В Александровке у Куимовых дом. Собственный, в центре села. Добротный. Но вот жить в нем удается весьма и весьма редко. И отчасти от того, что библейская простота быта, которая исповедуется там, как-то уже не устраивает, что ли. Даже для Геннадия, вроде бы привыкшего к мысли, что земля – это часть религии и чем ниже ты ей кланяешься, тем она больше дает тебе благ. Что отношение с миром должно быть через любовь к нашей исконной кормилице.

Но духовный мир и душевный покой, подчерпнутый там, как бы являют собой последнюю утопию века. Вот, мол, уеду туда, где нет каверз и живут только одни праведники. И посвящу себя свободе искать и находить. И трагедия духа тихо сгинет сама по себе, как стихийная история растворится в прошлом, и будешь верить только лишь в свою правду.

Но, как это ни прискорбно, жизнь лишена выбора драмы. И бытие приобретает фанатическое обличие там, в городе, в этом людском муравейнике, где глобальные явления, пластуясь, творят решающие конфликты и критерии. Гениальные фантазии, освободившие греховный мир от высокой трагедии, как бы говорят, что жизнь – это прелюдия последней идеологии века и ее культурная характеристика определяется степенью засоренности души, а похороны – это предисловие к забвению. Недаром в свое время Василий Розанов сказал: «Раскольники – это последние верующие на земле».

Был как-то у Куимова один знакомый по фамилии Ледяков. Так вот, этот Савелий Ледяков, легкий человек во всех отношениях, привез с Севера, где обретался многие годы, такую байку. Была там у них какая-то то ли секта, то ли простое сообщество однодумцев, которое отличалось веротерпимостью и скромностью, теряющему предел.

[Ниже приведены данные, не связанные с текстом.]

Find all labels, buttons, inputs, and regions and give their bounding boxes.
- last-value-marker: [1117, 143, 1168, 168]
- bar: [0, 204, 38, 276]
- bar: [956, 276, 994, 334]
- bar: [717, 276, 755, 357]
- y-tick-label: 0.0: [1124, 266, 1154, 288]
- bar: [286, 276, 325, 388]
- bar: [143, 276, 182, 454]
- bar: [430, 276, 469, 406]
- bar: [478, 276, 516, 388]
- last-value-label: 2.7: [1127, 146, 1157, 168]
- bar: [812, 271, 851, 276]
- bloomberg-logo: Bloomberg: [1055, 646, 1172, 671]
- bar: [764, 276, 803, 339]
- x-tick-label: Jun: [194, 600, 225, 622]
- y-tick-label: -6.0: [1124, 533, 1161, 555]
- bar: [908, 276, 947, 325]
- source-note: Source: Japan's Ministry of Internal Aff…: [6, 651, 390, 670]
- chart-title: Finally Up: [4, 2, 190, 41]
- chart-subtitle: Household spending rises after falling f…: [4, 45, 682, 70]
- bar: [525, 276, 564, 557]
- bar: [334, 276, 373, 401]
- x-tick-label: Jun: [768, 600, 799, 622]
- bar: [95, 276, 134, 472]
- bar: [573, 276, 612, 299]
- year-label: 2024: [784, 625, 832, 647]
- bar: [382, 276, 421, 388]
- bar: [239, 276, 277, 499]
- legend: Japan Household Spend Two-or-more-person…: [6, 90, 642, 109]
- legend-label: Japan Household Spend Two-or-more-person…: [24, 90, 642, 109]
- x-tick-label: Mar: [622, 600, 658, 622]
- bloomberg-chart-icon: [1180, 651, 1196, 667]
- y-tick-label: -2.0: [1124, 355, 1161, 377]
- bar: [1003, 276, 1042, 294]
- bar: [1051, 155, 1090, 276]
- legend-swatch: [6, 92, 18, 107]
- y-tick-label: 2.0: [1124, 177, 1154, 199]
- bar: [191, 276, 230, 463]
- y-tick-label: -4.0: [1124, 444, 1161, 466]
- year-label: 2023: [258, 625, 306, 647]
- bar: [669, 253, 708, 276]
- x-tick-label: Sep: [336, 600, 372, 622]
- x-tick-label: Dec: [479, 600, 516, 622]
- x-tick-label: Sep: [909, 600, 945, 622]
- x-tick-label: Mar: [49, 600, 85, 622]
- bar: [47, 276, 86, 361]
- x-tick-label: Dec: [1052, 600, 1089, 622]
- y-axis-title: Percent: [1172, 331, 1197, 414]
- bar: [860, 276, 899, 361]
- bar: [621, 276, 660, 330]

Они везде ходили только пешком, причем при этом распевали самими придуманные псалмы, не понимали сути национального государства, потому как считали, что кровавые конфликты возникают только на этой почве. А когда тебе будет неведомо, кто ты, то и не поволокет отстаивать свою якобы поруганную историческую правоту.

Люди эти не фотографировались, не позволяли снимать себя на видеопленку. И даже не хотели, чтобы о них писали.

И вот у них было такое предназначение: сообщество это должно было исчезнуть в двадцать первом веке.

То есть дальнейшие браки и разведение детей воспрещались. Вот доживут те, которые сейчас наличествуют, и – все. И никаких потомков.

Так вот эти самые люди придумали довольно любопытную идеологию для женщин. Когда одну красавицу Савелий спросил, почему она не выходит замуж, когда вокруг полторы тысячи неженатых мужчин, она ответила просто: «Боюсь испытать одиночество».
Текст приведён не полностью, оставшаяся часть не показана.